San Tiago Dantas era um patrício romano com profundas preocupações sociais. Podemos dizer dele, parafraseando os versos de Garcia Lorca: ‘tardará mucho tiempo em nacer, si es que nace’ um ser tão privilegiado.
Destino de grandeza
Homem de fé, San Tiago não o demonstrava, porém. Em seus últimos momentos de vida, pediu por escrito a sua dedicada esposa Dona Edmea (pediu por escrito, pois havia perdido a voz, ironia cruel num homem que se expressava mais pela palavra falada do que pela escrita): ‘Segure minha mão e reze um Padre Nosso; e chame um padre, mas não um intelectual’.
Carregou sua pesada cruz com estoicismo comovedor. Nunca se ouviu dele uma queixa, nem mesmo quando empalidecia de dor. Assim como nunca falou mal de ninguém, creio que mais por bom-gosto do que por bondade.

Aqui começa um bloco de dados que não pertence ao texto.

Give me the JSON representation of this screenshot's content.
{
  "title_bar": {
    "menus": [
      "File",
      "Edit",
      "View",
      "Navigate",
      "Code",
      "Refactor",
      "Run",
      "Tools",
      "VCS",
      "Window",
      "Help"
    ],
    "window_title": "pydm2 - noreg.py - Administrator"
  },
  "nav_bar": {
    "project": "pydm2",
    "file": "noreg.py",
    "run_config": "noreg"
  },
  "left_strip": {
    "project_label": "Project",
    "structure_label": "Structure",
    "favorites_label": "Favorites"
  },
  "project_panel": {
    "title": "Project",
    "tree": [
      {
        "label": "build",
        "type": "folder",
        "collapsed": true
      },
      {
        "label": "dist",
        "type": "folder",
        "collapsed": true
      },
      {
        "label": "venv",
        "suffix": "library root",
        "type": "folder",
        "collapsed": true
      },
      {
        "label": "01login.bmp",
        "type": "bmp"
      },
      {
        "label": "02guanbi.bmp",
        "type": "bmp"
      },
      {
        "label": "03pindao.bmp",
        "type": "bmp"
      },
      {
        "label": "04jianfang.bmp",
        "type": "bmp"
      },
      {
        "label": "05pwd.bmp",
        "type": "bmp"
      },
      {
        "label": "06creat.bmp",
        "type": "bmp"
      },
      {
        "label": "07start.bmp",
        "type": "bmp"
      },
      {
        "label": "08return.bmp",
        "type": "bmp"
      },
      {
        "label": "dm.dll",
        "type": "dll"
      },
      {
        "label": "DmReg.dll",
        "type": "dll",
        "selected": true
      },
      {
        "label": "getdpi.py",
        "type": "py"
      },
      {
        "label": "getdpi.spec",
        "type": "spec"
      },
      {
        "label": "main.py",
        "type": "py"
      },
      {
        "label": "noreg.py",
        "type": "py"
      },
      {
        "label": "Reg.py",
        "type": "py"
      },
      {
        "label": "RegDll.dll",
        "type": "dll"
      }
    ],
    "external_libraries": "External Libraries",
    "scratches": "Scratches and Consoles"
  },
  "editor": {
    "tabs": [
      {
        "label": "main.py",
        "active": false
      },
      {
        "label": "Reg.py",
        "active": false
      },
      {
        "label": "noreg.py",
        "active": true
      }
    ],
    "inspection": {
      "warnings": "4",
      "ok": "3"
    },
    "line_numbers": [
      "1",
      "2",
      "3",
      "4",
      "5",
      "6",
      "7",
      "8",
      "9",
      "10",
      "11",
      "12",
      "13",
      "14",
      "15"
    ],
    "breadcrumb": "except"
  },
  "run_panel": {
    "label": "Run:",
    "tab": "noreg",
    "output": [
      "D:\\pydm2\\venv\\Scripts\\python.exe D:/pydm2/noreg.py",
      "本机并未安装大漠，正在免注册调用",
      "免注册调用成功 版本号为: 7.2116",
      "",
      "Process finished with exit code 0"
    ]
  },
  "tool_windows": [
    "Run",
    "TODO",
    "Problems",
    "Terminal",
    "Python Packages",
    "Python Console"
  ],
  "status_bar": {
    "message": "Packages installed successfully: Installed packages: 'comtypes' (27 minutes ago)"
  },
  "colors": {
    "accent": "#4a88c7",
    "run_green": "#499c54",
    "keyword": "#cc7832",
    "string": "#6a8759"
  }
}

Acompanhei-o pessoalmente na curta campanha em que procurou obter a aprovação do Congresso à sua indicação para Primeiro Ministro, no efêmero regime parlamentarista que se implantou para remediar, na medida do possível, a espoliação do direito de João Goulart à sucessão de Jânio Quadros. Antes de visitar cada um dos principais chefes políticos, expunha-me a essência do que pretendia dizer-lhes e, generosamente, pedia minha opinião. Ao que lhe respondia invariavelmente: ‘Não vai dar certo, com esse tipo de programa jamais o aprovarão.’ E ele: ‘É possível, é mesmo provável; mas só assim me interessa chefiar o governo, pois não desejo ser Primeiro Ministro senão para realizar as reformas de que o país precisa’. Era um estadista e não um simples político. E o Congresso, como se sabe, negou-lhe a aprovação. Foi como se a Índia houvesse recusado Nehru. Qual teria sido a nossa História se o tivessem aceito? Certamente muito melhor, certamente o Brasil teria avançado a passos largos para o seu destino de grandeza. E quanta dor, quanto sofrimento teríamos evitado!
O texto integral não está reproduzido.